During a preliminary hearing last month in Fayette District Court, defense attorney Kate Dunn argued that lesser charges — such as reckless homicide or second-degree manslaughter — would be more appropriate and reasonable. She said there was no evidence Doneghy operated his SUV in extreme indifference to human life, which would support a murder charge. The attorney said there was no indication Doneghy was driving recklessly or too fast.

"I'm not shocked that the grand jury has returned an indictment for murder, but I certainly also know the grand jury doesn't hear the whole story," Dunn said Tuesday. "I do expect in the trial of this case that it's going to be shown quite readily that this is not murder."
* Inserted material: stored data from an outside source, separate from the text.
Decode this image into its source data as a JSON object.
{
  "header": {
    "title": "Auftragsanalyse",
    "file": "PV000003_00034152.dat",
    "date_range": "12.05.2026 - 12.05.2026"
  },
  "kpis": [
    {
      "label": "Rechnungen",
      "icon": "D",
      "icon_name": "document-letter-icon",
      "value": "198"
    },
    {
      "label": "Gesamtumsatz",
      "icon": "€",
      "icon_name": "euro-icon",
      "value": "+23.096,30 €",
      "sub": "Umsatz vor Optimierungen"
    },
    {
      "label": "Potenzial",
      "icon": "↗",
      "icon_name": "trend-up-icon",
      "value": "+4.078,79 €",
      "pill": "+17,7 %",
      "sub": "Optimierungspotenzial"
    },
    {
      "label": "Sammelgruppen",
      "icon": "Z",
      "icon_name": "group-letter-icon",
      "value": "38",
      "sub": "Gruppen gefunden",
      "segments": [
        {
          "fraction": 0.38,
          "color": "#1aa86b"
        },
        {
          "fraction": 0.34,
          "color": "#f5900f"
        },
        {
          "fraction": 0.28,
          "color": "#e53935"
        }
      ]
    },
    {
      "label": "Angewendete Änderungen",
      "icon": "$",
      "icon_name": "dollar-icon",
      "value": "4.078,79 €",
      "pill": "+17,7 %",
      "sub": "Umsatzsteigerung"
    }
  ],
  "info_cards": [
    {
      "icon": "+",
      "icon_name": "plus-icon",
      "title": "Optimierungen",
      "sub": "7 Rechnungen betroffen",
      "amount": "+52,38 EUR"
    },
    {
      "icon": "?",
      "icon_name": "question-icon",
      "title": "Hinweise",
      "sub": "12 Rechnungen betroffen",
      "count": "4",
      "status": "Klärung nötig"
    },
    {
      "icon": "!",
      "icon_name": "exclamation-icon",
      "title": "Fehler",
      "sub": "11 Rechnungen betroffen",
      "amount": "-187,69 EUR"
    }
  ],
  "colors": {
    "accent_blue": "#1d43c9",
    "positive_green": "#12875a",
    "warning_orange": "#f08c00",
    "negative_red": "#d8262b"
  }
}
Defendants in cases like Doneghy's usually are charged with one of three offenses: reckless homicide, which carries a sentence of one to five years; second-degree manslaughter, five to 10 years; or wanton murder, 20 years to life.

For charges of second-degree manslaughter and wanton murder, the accused knows his actions could cause serious injury or death but consciously disregards the risk. For a murder charge, the accused shows "extreme indifference to human life."

Juries considering the murder charge often are also asked to consider whether the defendant should be convicted of reckless homicide. Under that charge, the defendant fails to perceive a risk of serious injury or death that he should have known existed.

Prosecutors and defense attorneys have said that what happens to a defendant can depend on facts such as how fast he was driving, how much he had to drink and how reckless he was.

The grand jury establishes probable cause based only on the testimony of the prosecutor. Dunn said she did not ask for Doneghy to address the grand jury because the accused is not permitted to have a lawyer present.

"There aren't very many defense attorneys who will send their clients under those circumstances," she said.

Doneghy's sister, Glynise Doneghy, declined to comment.

In addition to murder, Doneghy has been indicted on charges of leaving the scene of an accident/failure to render aid or assistance, second-degree assault, four counts of third-degree assault, first-degree possession of a controlled substance, possession of marijuana and use or possession of drug paraphernalia.

The assault charges stem from police allegations that Doneghy attacked them as they were executing a search warrant at his apartment after Durman was hit.

Doneghy cut one with an knife and threw "a caustic substance" on three others, according to the indictment. Court records show a fifth officer sustained abrasions on his hand and elbow.

Doneghy is being held at the Fayette County jail on $500,000 bond.

Last month, Durman's widow filed a lawsuit against Doneghy. The lawsuit says that as a result of Durman's death, his wife, Brandy, "has lost the love, affection, companionship and consortium" of her husband. The lawsuit also says their 4-year-old son, Brayden, "has lost the love, affection and companionship" of his father.

Herald-Leader reporters Josh Kegley and Valarie Honeycutt Spears contributed to this story.